The executions are carried out in one of the buildings on Engels Street, in Rostov, the Russian commander stated. Jewish families, including persons of all ages, are brought to this building where they are electrocuted, German war prisoners captured by Major Krasotkin’s troops reported.

On the Stalingrad front also Jews are being executed by the Nazis before they retreat. A list of twenty-one Jews massacred by the Nazis in the village of Jutkovo, on the Stalingrad front, before the village was recaptured by the Russian forces, was published here today. Similar executions of Jewish families have taken place in many other townships which the Nazis were compelled to evacuate.

JEWISH LAWYER DELIVERS ANTI-NAZI SPEECH, DEFYING GERMAN COMMANDER

The dramatic story of how a heroic Jewish lawyer in the town of Kupishak in Lithuania was shot dead, as, in defiance of a Nazi order, he pleaded with the Jewish population of the town to continue to resist the Germans, was told here today by the Jewish Anti-Fascist Committee, which received the information from the only Jew to escape the town alive.

This is his story as reported by the Committee: “Shortly after the Germans entered Kupishak they rounded up fifteen of the prominent citizens of the town, including a forty-year-old Jewish lawyer, Meyer Davidson.
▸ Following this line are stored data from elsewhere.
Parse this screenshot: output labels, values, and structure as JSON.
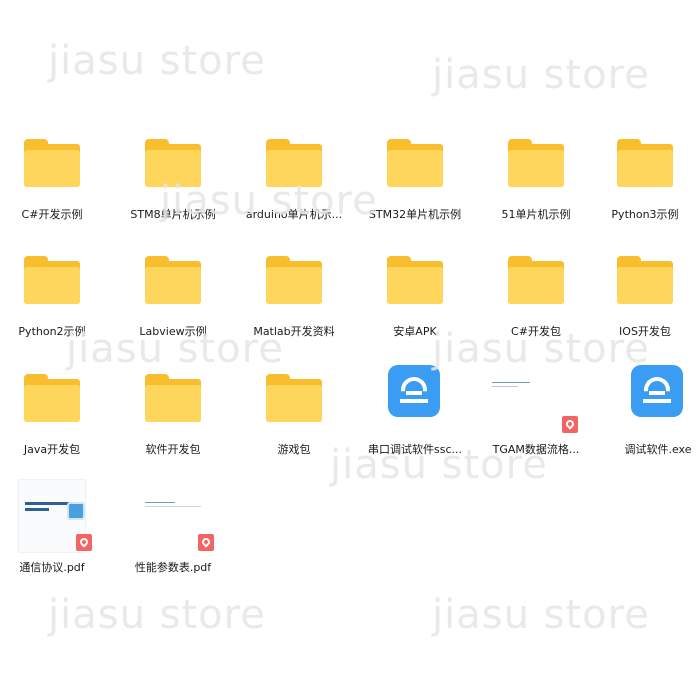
{
  "watermark": "jiasu store",
  "rows": [
    [
      {
        "label": "C#开发示例",
        "type": "folder"
      },
      {
        "label": "STM8单片机示例",
        "type": "folder"
      },
      {
        "label": "arduino单片机示...",
        "type": "folder"
      },
      {
        "label": "STM32单片机示例",
        "type": "folder"
      },
      {
        "label": "51单片机示例",
        "type": "folder"
      },
      {
        "label": "Python3示例",
        "type": "folder"
      }
    ],
    [
      {
        "label": "Python2示例",
        "type": "folder"
      },
      {
        "label": "Labview示例",
        "type": "folder"
      },
      {
        "label": "Matlab开发资料",
        "type": "folder"
      },
      {
        "label": "安卓APK",
        "type": "folder"
      },
      {
        "label": "C#开发包",
        "type": "folder"
      },
      {
        "label": "IOS开发包",
        "type": "folder"
      }
    ],
    [
      {
        "label": "Java开发包",
        "type": "folder"
      },
      {
        "label": "软件开发包",
        "type": "folder"
      },
      {
        "label": "游戏包",
        "type": "folder"
      },
      {
        "label": "串口调试软件ssc...",
        "type": "exe"
      },
      {
        "label": "TGAM数据流格...",
        "type": "pdf-plain"
      },
      {
        "label": "调试软件.exe",
        "type": "exe"
      }
    ],
    [
      {
        "label": "通信协议.pdf",
        "type": "pdf-cover"
      },
      {
        "label": "性能参数表.pdf",
        "type": "pdf-plain"
      }
    ]
  ]
}
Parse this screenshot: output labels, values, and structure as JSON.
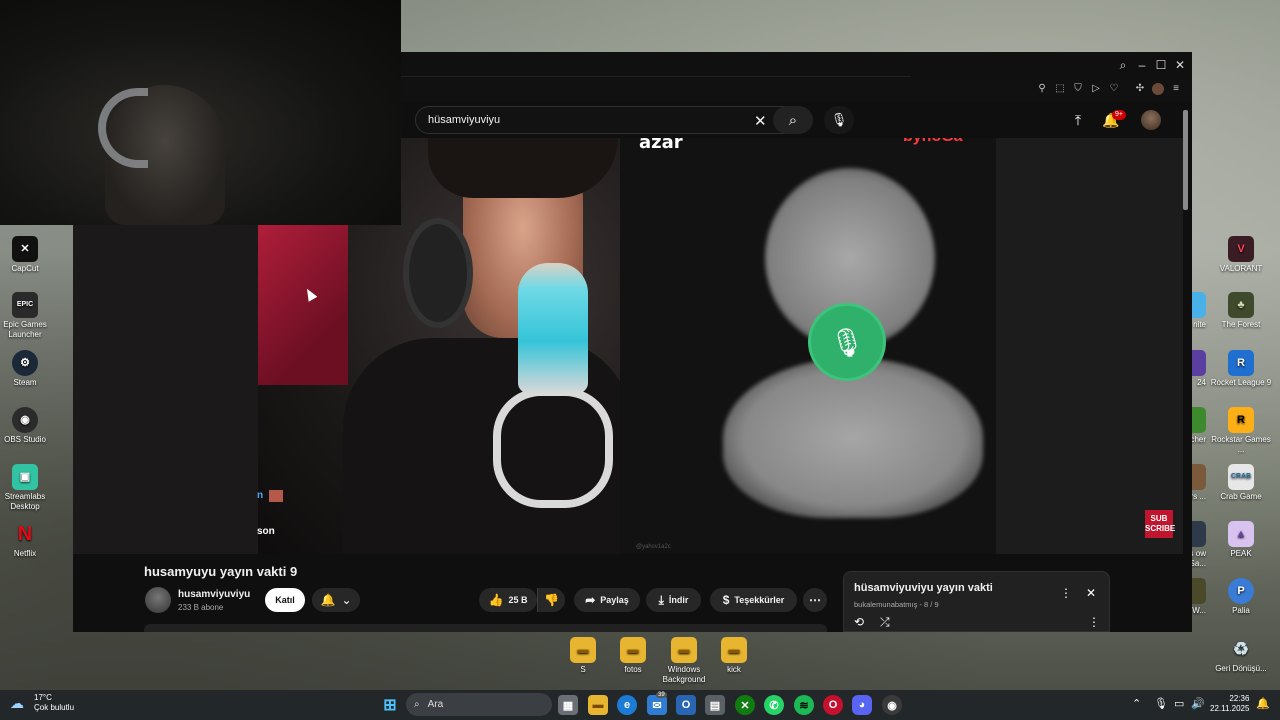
{
  "desktop": {
    "left_icons": [
      {
        "label": "CapCut",
        "glyph": "✕",
        "color": "#111111"
      },
      {
        "label": "Epic Games Launcher",
        "glyph": "EPIC",
        "color": "#2a2a2a"
      },
      {
        "label": "Steam",
        "glyph": "⚙",
        "color": "#1b2838"
      },
      {
        "label": "OBS Studio",
        "glyph": "◉",
        "color": "#2b2b2b"
      },
      {
        "label": "Streamlabs Desktop",
        "glyph": "▣",
        "color": "#31c3a2"
      },
      {
        "label": "Netflix",
        "glyph": "N",
        "color": "#e50914"
      }
    ],
    "right_icons": [
      {
        "label": "VALORANT",
        "glyph": "V",
        "color": "#fd4556"
      },
      {
        "label": "The Forest",
        "glyph": "♣",
        "color": "#3f4a2c"
      },
      {
        "label": "Rocket League 9",
        "glyph": "🚀",
        "color": "#1f6fd1"
      },
      {
        "label": "Rockstar Games ...",
        "glyph": "R",
        "color": "#fcaf17"
      },
      {
        "label": "Crab Game",
        "glyph": "C",
        "color": "#e7e7e7"
      },
      {
        "label": "PEAK",
        "glyph": "▲",
        "color": "#d8c3f0"
      },
      {
        "label": "Palia",
        "glyph": "P",
        "color": "#3a7bd5"
      },
      {
        "label": "Geri Dönüşü...",
        "glyph": "♻",
        "color": "#8fb3c9"
      }
    ],
    "right_partial_labels": [
      "nite",
      "24",
      "craft cher",
      "ape irs ...",
      "ancy's ow Sa...",
      "of W..."
    ],
    "folders": [
      {
        "label": "S"
      },
      {
        "label": "fotos"
      },
      {
        "label": "Windows Background"
      },
      {
        "label": "kick"
      }
    ]
  },
  "browser": {
    "search_value": "hüsamviyuviyu",
    "notif_count": "9+",
    "video_overlay": {
      "azar": "azar",
      "brand": "bynoGa",
      "sub_badge": "SUB SCRIBE",
      "chat_1": "n",
      "chat_2": "son",
      "watermark": "@yahsv1a2c"
    }
  },
  "video": {
    "title": "husamyuyu yayın vakti 9",
    "channel_name": "husamviyuviyu",
    "subscribers": "233 B abone",
    "join_label": "Katıl",
    "likes": "25 B",
    "share_label": "Paylaş",
    "download_label": "İndir",
    "thanks_label": "Teşekkürler"
  },
  "playlist": {
    "title": "hüsamviyuviyu yayın vakti",
    "meta": "bukalemunabatmış - 8 / 9"
  },
  "taskbar": {
    "weather_temp": "17°C",
    "weather_desc": "Çok bulutlu",
    "search_placeholder": "Ara",
    "mail_badge": "39",
    "time": "22:36",
    "date": "22.11.2025"
  }
}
One morning a few weeks later the Nazi soldiers came to summon the entire population – Jews and non-Jews – to gather in an old Jewish synagogue. Most of the hundreds of people who assembled there were Jews, as Kupishak had a very large Jewish population. When they entered the synagogue they saw the fifteen hostages surrounded by Nazi guards. The Nazi commander then told the assemblage that several hundred meters of telegraph wire had been destroyed the previous evening and that unless the perpetrator of the sabotage surrendered the hostages would be shot. He gave the people ten minutes to decide.

“As the minutes sped by and the silence remained unbroken, the commander turned to Davidson and said: ‘You’ re a good lawyer and orator; speak to them and save your life.’ Whereupon, Davidson ascended to the pulpit of the synagogue and speaking with great difficulty, because most of his teeth had been broken by the Nazis, told his audience; ‘Brothers, the fate of all oppressed nations is always and everywhere bound up with the fate of the struggle for democracy and freedom. We will die, but our people shall live because freedom shall live. I don’t want to buy my life at the expense of treason…’ At this point a bullet from the commander’s gun cut short Davidson’s address and he dropped to the floor, dead.

The shot from the commander’s pistol was the signal for the soldiers to turn their machine guns on the crowd. When they had finished practically every one in the synagogue was dead. That night, after dark, I and three others who had only been wounded, slipped out of town and crept into the woods. My three companions died of hunger and loss of blood, but I managed to reach a guerrilla detachment.”